Il pestaggio è datato 2 aprile 2013. Cosa ricorda di quel periodo?
«Un inferno. Purtroppo uno non sa mai se si trova di fronte ad un bullo che gioca sul fatto che, essendo meridionale, può millantare agganci con la malavita oppure se si ha davanti una persona con alle spalle una vera organizzazione mafiosa. E si comportano come la gramigna, tanto che in quella occasione i Bolognino volevano la procura delle quote della società di Padova, la Gs Engineering di cui all’epoca ero amministratrice e socia».
E cosa le è scattato dentro in quel momento?
«Dopo le minacce anche a mio figlio ho capito che dovevo fare qualcosa. E così ho trovato il coraggio di denunciarli. Non è stato facile perché abbiamo dovuto affrontare tante preoccupazioni. Ovviamente i tempi della giustizia non sono immediati e quindi abbiamo dovuto aspettare anni per vedere il frutto della nostra denuncia. Ora possiamo già guardare con maggiore serenità al nostro futuro».
Nell’ordinanza è scritto che vivevate in uno stato di perenne soggezione.
«Era terribile. Il tutto è durato una ventina di giorni al massimo e non ce l’abbiamo più fatta. Nessuno avrebbe potuto. E così nel giro di poco abbiamo venduto tutto, cedendo tutte le quote di cui eravamo soci, l'azienda l'abbiamo restituita al fallimento e siamo andati a fare altro. In breve tempo io e mio marito ci siamo quindi ritrovati senza aziende e senza un futuro».
E come avete fatto a mettervi questa vicenda alle spalle?
«La paura è rimasta perché quanto è accaduto non si può dimenticare. Fortunatamente il lavoro ci va bene ma non posso più neanche prendere in considerazione la possibilità che qualcuno possa affiancarmi come socio. Andiamo avanti con le nostre forze credendo che solo con il lavoro possono arrivare i risultati».
Ora con l'inchiesta e gli arresti credete che sia stata fatta giustizia?
«Sì.

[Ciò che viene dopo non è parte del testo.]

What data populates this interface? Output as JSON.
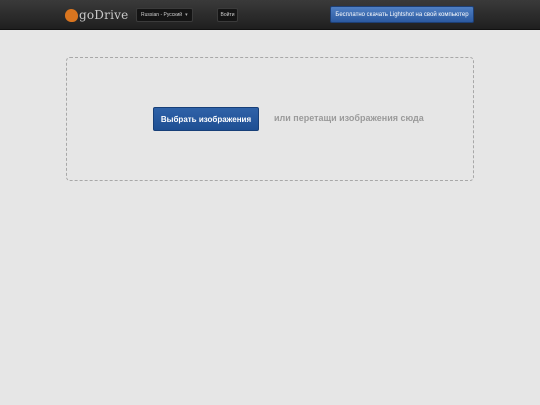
{
  "header": {
    "logo_text": "goDrive",
    "language_selected": "Russian - Русский",
    "language_chevron": "▾",
    "login_label": "Войти",
    "download_label": "Бесплатно скачать Lightshot на свой компьютер"
  },
  "upload": {
    "choose_label": "Выбрать изображения",
    "drag_hint": "или перетащи изображения сюда"
  },
  "colors": {
    "accent": "#2c5aa0",
    "logo": "#d9751f",
    "background": "#e6e6e6",
    "topbar": "#2a2a2a"
  },
  "icons": {
    "logo": "cloud-logo-icon",
    "dropdown": "chevron-down-icon"
  }
}
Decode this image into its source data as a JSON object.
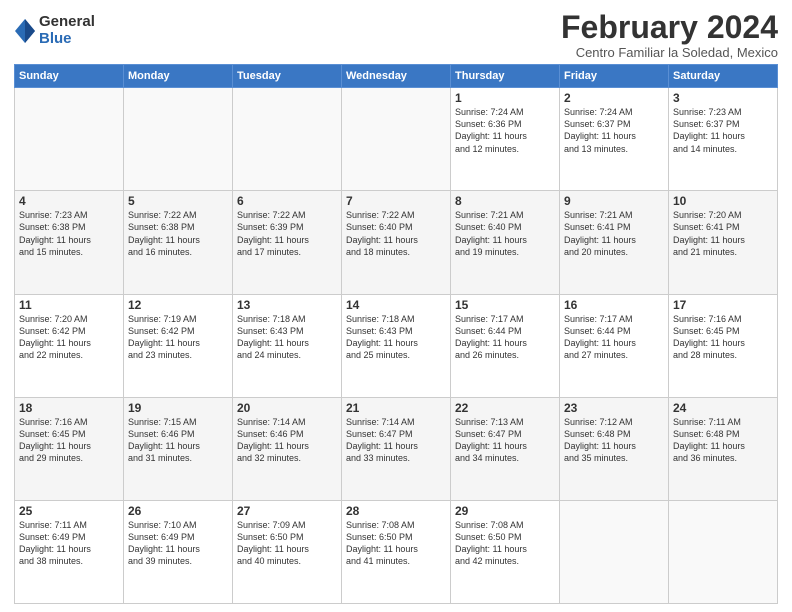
{
  "header": {
    "logo_general": "General",
    "logo_blue": "Blue",
    "month_title": "February 2024",
    "subtitle": "Centro Familiar la Soledad, Mexico"
  },
  "weekdays": [
    "Sunday",
    "Monday",
    "Tuesday",
    "Wednesday",
    "Thursday",
    "Friday",
    "Saturday"
  ],
  "weeks": [
    [
      {
        "day": "",
        "info": ""
      },
      {
        "day": "",
        "info": ""
      },
      {
        "day": "",
        "info": ""
      },
      {
        "day": "",
        "info": ""
      },
      {
        "day": "1",
        "info": "Sunrise: 7:24 AM\nSunset: 6:36 PM\nDaylight: 11 hours\nand 12 minutes."
      },
      {
        "day": "2",
        "info": "Sunrise: 7:24 AM\nSunset: 6:37 PM\nDaylight: 11 hours\nand 13 minutes."
      },
      {
        "day": "3",
        "info": "Sunrise: 7:23 AM\nSunset: 6:37 PM\nDaylight: 11 hours\nand 14 minutes."
      }
    ],
    [
      {
        "day": "4",
        "info": "Sunrise: 7:23 AM\nSunset: 6:38 PM\nDaylight: 11 hours\nand 15 minutes."
      },
      {
        "day": "5",
        "info": "Sunrise: 7:22 AM\nSunset: 6:38 PM\nDaylight: 11 hours\nand 16 minutes."
      },
      {
        "day": "6",
        "info": "Sunrise: 7:22 AM\nSunset: 6:39 PM\nDaylight: 11 hours\nand 17 minutes."
      },
      {
        "day": "7",
        "info": "Sunrise: 7:22 AM\nSunset: 6:40 PM\nDaylight: 11 hours\nand 18 minutes."
      },
      {
        "day": "8",
        "info": "Sunrise: 7:21 AM\nSunset: 6:40 PM\nDaylight: 11 hours\nand 19 minutes."
      },
      {
        "day": "9",
        "info": "Sunrise: 7:21 AM\nSunset: 6:41 PM\nDaylight: 11 hours\nand 20 minutes."
      },
      {
        "day": "10",
        "info": "Sunrise: 7:20 AM\nSunset: 6:41 PM\nDaylight: 11 hours\nand 21 minutes."
      }
    ],
    [
      {
        "day": "11",
        "info": "Sunrise: 7:20 AM\nSunset: 6:42 PM\nDaylight: 11 hours\nand 22 minutes."
      },
      {
        "day": "12",
        "info": "Sunrise: 7:19 AM\nSunset: 6:42 PM\nDaylight: 11 hours\nand 23 minutes."
      },
      {
        "day": "13",
        "info": "Sunrise: 7:18 AM\nSunset: 6:43 PM\nDaylight: 11 hours\nand 24 minutes."
      },
      {
        "day": "14",
        "info": "Sunrise: 7:18 AM\nSunset: 6:43 PM\nDaylight: 11 hours\nand 25 minutes."
      },
      {
        "day": "15",
        "info": "Sunrise: 7:17 AM\nSunset: 6:44 PM\nDaylight: 11 hours\nand 26 minutes."
      },
      {
        "day": "16",
        "info": "Sunrise: 7:17 AM\nSunset: 6:44 PM\nDaylight: 11 hours\nand 27 minutes."
      },
      {
        "day": "17",
        "info": "Sunrise: 7:16 AM\nSunset: 6:45 PM\nDaylight: 11 hours\nand 28 minutes."
      }
    ],
    [
      {
        "day": "18",
        "info": "Sunrise: 7:16 AM\nSunset: 6:45 PM\nDaylight: 11 hours\nand 29 minutes."
      },
      {
        "day": "19",
        "info": "Sunrise: 7:15 AM\nSunset: 6:46 PM\nDaylight: 11 hours\nand 31 minutes."
      },
      {
        "day": "20",
        "info": "Sunrise: 7:14 AM\nSunset: 6:46 PM\nDaylight: 11 hours\nand 32 minutes."
      },
      {
        "day": "21",
        "info": "Sunrise: 7:14 AM\nSunset: 6:47 PM\nDaylight: 11 hours\nand 33 minutes."
      },
      {
        "day": "22",
        "info": "Sunrise: 7:13 AM\nSunset: 6:47 PM\nDaylight: 11 hours\nand 34 minutes."
      },
      {
        "day": "23",
        "info": "Sunrise: 7:12 AM\nSunset: 6:48 PM\nDaylight: 11 hours\nand 35 minutes."
      },
      {
        "day": "24",
        "info": "Sunrise: 7:11 AM\nSunset: 6:48 PM\nDaylight: 11 hours\nand 36 minutes."
      }
    ],
    [
      {
        "day": "25",
        "info": "Sunrise: 7:11 AM\nSunset: 6:49 PM\nDaylight: 11 hours\nand 38 minutes."
      },
      {
        "day": "26",
        "info": "Sunrise: 7:10 AM\nSunset: 6:49 PM\nDaylight: 11 hours\nand 39 minutes."
      },
      {
        "day": "27",
        "info": "Sunrise: 7:09 AM\nSunset: 6:50 PM\nDaylight: 11 hours\nand 40 minutes."
      },
      {
        "day": "28",
        "info": "Sunrise: 7:08 AM\nSunset: 6:50 PM\nDaylight: 11 hours\nand 41 minutes."
      },
      {
        "day": "29",
        "info": "Sunrise: 7:08 AM\nSunset: 6:50 PM\nDaylight: 11 hours\nand 42 minutes."
      },
      {
        "day": "",
        "info": ""
      },
      {
        "day": "",
        "info": ""
      }
    ]
  ]
}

A dire il vero non ci speravamo più. Ma la giustizia prima o poi arriva per tutti».
È una storia che volete ancora dimenticare?
«Abbiamo dei figli e ci siamo messi a fare tutt'altro, non vorremmo tornare indietro né esporci troppo. È la prima volta che parlo di tutto questo. Ma è tutto agli atti, ormai. L’unico consiglio che mi sento di dare è: denunciate e fidatevi delle forze dell’ordine».